By Zander Frost & Mark Frost, Chronicle Staff Writer & Editor
F.W. Webb has withdrawn its request to re-zone a 15-acre site on Quaker Road so it could build a 76,000 square-foot distribution center and store across from Garvey Volkswagen and Kia.
Why withdraw the application?
“I can read the room,” F.W. Webb Chief Operating Officer Bob Mucciarone told The Chronicle Tuesday. “We’re getting the stall. It takes three weeks to let us know how many copies you need… and I feel Queensbury doesn’t have the strength to support it,” he said.
“I’m not happy, but it’s the way it is.”
Glens Falls officials and residents of the nearby Windy Hill and Windy Ridge neighborhoods resisted the project.
Queensbury Supervisor John Strough told The Chronicle, “I don’t know if I was totally surprised by it [the withdrawal], because I think there are better parcels in the town of Queensbury — and I hope they are planning on staying in the town of Queensbury — that would better fulfill their expansion plans than the one they pursued most recently.”
Mr. Strough suggested a lot near the Quaker Road Walmart and Sportline.

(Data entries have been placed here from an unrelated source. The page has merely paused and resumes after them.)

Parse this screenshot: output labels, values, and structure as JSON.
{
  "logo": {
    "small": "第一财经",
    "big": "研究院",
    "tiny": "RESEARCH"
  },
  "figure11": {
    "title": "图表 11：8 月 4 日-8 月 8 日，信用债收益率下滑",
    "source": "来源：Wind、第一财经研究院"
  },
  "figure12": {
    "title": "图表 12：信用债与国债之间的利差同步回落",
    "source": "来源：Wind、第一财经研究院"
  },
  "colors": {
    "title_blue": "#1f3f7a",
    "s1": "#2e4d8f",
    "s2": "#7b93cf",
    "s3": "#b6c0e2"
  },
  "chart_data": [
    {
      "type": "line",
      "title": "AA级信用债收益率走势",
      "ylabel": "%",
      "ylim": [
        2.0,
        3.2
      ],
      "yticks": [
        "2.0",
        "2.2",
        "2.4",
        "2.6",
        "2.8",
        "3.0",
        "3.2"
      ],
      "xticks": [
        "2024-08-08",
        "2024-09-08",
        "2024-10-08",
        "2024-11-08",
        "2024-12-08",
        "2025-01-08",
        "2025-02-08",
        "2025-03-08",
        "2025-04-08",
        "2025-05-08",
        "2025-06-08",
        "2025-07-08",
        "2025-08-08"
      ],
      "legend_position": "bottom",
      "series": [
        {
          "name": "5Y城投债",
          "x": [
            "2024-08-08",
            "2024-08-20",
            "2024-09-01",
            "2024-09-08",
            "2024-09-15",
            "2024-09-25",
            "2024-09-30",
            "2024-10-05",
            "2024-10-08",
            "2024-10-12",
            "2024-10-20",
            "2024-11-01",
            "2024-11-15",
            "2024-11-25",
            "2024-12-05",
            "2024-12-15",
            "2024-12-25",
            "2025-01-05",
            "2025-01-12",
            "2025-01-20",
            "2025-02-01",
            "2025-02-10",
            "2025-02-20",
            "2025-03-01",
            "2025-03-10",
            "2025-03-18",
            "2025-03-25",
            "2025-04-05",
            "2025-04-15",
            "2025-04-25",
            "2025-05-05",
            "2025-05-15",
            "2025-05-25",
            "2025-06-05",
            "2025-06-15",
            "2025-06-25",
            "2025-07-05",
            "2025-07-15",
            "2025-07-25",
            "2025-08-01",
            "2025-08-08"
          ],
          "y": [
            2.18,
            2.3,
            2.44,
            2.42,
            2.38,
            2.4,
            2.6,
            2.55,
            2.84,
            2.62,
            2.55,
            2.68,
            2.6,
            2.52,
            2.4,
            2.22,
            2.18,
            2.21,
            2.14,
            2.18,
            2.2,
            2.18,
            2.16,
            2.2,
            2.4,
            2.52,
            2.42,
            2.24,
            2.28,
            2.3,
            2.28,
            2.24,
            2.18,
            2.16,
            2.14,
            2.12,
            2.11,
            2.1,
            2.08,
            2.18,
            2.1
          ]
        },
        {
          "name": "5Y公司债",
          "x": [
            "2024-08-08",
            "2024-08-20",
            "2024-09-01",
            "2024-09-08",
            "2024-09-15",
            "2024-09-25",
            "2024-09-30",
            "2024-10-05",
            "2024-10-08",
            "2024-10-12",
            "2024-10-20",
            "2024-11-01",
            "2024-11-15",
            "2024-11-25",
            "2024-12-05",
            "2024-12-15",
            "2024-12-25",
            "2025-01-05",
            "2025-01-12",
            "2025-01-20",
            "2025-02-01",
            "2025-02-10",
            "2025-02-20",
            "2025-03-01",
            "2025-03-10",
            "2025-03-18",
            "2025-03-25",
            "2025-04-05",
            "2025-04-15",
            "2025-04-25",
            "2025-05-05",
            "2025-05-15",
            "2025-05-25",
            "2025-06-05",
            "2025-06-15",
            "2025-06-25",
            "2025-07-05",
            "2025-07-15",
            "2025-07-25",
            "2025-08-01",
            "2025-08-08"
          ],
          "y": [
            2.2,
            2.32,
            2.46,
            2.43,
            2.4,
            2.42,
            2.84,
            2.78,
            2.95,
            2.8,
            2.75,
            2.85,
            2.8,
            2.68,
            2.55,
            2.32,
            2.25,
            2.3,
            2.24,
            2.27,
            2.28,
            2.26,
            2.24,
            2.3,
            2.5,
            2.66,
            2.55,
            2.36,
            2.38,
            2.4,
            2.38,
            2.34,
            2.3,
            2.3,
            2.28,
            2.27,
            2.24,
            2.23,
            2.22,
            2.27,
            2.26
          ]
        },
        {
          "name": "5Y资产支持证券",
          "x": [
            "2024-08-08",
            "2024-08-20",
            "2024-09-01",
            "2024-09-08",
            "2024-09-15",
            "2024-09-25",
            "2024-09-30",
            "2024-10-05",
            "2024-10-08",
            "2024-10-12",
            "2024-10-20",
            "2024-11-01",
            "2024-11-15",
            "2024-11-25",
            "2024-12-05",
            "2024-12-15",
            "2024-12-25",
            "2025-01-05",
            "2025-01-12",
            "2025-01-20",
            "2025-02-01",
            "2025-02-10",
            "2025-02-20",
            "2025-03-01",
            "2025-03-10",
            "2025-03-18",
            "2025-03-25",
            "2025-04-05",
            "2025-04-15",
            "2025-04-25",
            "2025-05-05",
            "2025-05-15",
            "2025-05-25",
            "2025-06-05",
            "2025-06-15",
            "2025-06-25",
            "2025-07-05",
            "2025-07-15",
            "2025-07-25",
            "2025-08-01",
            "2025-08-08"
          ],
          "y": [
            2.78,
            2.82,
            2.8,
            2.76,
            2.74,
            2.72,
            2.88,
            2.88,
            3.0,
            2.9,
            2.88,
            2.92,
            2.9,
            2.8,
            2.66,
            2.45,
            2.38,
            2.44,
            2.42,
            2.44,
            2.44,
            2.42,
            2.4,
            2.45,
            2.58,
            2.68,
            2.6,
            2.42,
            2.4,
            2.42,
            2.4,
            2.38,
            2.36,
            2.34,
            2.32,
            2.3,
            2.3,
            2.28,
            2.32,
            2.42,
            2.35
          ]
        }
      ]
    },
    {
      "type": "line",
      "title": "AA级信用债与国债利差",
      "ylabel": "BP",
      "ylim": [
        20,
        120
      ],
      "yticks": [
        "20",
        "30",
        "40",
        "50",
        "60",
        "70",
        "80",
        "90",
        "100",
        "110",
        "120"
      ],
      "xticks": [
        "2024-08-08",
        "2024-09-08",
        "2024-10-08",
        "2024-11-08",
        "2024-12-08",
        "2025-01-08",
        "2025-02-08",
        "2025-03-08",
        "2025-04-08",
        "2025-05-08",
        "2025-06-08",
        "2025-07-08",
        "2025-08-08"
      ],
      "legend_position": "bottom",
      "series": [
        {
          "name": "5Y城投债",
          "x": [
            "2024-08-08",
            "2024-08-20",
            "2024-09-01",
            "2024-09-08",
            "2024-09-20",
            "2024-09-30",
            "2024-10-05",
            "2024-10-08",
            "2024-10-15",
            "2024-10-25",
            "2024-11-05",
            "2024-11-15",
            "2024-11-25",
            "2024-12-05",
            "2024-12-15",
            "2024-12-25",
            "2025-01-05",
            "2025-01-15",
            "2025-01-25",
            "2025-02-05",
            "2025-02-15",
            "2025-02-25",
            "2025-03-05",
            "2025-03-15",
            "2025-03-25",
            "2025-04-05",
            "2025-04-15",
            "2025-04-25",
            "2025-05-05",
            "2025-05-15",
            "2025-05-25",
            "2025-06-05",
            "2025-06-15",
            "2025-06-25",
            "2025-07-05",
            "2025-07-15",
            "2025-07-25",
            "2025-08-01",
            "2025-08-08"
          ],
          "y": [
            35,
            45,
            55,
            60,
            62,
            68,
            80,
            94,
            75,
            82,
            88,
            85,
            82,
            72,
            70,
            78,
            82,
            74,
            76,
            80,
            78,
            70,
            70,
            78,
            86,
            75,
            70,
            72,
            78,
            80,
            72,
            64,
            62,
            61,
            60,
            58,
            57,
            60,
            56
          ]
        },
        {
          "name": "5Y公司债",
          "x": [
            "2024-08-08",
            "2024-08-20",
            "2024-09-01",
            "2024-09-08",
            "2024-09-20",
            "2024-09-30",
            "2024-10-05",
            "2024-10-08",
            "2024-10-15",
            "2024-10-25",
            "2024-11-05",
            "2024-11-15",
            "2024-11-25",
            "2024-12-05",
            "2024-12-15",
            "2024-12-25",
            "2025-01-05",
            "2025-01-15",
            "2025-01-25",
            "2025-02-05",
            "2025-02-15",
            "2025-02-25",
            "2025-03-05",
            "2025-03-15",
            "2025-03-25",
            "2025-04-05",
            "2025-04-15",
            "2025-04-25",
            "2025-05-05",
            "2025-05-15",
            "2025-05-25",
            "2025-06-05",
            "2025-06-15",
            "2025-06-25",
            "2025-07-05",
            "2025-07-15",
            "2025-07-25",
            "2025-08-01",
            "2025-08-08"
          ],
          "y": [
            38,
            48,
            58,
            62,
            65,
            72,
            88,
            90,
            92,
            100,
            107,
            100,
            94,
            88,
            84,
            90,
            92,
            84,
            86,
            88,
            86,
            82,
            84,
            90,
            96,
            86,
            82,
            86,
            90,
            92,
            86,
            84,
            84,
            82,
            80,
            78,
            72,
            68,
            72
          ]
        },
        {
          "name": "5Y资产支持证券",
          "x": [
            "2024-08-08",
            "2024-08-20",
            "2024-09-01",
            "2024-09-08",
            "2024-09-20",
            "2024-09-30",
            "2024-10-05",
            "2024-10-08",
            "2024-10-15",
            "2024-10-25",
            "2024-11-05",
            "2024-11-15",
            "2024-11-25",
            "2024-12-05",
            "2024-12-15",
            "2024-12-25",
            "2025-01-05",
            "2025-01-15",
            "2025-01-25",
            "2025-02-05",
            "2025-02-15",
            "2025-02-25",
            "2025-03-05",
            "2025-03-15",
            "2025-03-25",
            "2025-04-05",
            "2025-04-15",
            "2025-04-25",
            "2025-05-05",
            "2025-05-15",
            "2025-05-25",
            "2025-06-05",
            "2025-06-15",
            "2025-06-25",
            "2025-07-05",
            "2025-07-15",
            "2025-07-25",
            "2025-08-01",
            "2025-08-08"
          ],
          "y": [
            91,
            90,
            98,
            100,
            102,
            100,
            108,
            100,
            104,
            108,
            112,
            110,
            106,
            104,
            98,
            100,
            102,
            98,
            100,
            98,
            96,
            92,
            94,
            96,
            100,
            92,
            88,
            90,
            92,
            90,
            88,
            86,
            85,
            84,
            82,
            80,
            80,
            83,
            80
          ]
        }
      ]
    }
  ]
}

“It is a managed intersection, it has a traffic light,” Mr. Strough said.
“To me, that was a perfect location, it gave them the kind of exposure they were looking for,” he added.
He said there were some wetland issues, but the town worked that out with Walmart. “If that is a lot that’s still desirable to them, we would work with them to help solve the wetland issues there, too.”
Mr. Mucciarone said, “I’m looking right now” for a new location for the project.
“But I gotta be honest with you. If I find something out of Queensbury, that’s going to be my number one priority, because I just think I’ve been harmed.”
Of the town wanting Webb to stay, Mr. Mucciarone said, “Queensbury should have done something different then.”
“I’ve been very cordial with everybody. I’ve talked to everybody,” Mr. Mucciarone said. “I haven’t misrepresented anything. I’ve told the truth all along. I was trying to be kind to the neighbors. I tried to listen to what they wanted.
“But when I’m dealing with people who have an agenda and a finality to it, and I’m not supported, what am I gonna do?”
He added, “What’s going to happen is a big box is going to come in there. And those neighbors are going to be way worse off than if Webb had been able to do it. And they kind of deserve it.”
Of the Quaker Road lot, Mr. Strough reiterated that he had been approached by a Realtor who said, “if we could rezone it, there is a developer interested in putting apartments up.”
He said the Realtor “described those apartments as 55+ style, and would be minimal impacts to the local residential area being residential itself.”